Ahora se le sumó Martín Arriola, timonel cartaginés, con su estadística propia de yerros arbitrales que se ensañaron con los azules el torneo pasado y lo que llevamos de este.

Hay que discernir cuando un estratega se escuda en los silbateros para tapar lo que hace mal y cuando le asiste la razón, como en este caso, pues dan vergüenza las pifias de los silbantes.

A Cartaginés lo perjudicaron los árbitros ante Santos, Jicaral, Pérez Zeledón y por partida idéntica a Saprissa, en el último y vibrante encuentro de la semana pasada.

El coctel es explosivo: los árbitros se abstienen de pitar penaltis, abortan jugadas lícitas de gol porque los embaucan sus asistentes, se hacen de la vista gorda en faltas que merecen expulsión y hasta un futbolista que vio la roja sigue jugando como si nada unos minutos.

Lo inadmisible es que el tiempo pasa y la Comisión de turno se hace de la vista gorda: no hay planes correctivos, escasea la autocrítica, y, lo peor, insisten en nombramientos de jueces que convirtieron el error en su signo distintivo.

Si un árbitro se equivoca y repite en la jornada siguiente está legitimando el mal, su impericia y enviando un mensaje deplorable al fútbol.

Esta semana, en la sección deportiva de Noticias Repretel, revelaron una estadística escalofriante: 462 errores arbitrales graves desde el Verano 2017 a la fecha.

En otra nota, fueron a buscar al señor Alfaro y no habló, como si el silencio enmendara cuando se impone, primero, dar la cara, y, después, aceptar la responsabilidad y hacer, al menos, un propósito de enmienda.
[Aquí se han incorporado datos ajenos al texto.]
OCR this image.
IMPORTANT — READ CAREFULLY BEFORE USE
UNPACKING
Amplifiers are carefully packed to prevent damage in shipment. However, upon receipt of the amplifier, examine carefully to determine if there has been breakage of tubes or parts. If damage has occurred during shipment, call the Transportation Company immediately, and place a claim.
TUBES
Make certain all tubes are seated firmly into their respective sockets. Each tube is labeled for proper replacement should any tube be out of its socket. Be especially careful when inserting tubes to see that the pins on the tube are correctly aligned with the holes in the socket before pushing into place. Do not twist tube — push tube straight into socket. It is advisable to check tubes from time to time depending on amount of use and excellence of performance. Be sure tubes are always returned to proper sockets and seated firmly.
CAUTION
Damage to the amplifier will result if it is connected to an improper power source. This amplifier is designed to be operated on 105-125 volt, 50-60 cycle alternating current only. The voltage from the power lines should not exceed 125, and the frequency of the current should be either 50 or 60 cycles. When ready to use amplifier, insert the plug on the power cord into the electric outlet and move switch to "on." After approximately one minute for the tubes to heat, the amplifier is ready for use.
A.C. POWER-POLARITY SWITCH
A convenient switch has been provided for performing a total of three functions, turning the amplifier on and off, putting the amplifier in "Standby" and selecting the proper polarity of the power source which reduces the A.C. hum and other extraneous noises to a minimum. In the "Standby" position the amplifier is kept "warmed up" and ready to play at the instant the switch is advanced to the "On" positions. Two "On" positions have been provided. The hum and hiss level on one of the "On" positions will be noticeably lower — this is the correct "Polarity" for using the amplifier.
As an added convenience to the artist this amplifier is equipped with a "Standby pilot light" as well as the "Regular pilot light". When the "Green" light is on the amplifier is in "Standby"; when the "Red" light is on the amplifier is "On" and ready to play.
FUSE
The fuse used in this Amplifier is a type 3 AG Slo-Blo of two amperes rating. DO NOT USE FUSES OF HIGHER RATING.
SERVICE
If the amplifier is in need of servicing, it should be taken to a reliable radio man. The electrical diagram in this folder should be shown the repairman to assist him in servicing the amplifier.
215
Ya no es solo Jafet el que se queja, con razón sobrada, porque junto a Cartaginés los florenses son los más perjudicados con esta metástasis que revienta en cada partido.

La lista se llena de nombres como engorda, también, la estadística de errores gruesos partido a partido.

El arbitraje está en la calle y ni pena les da.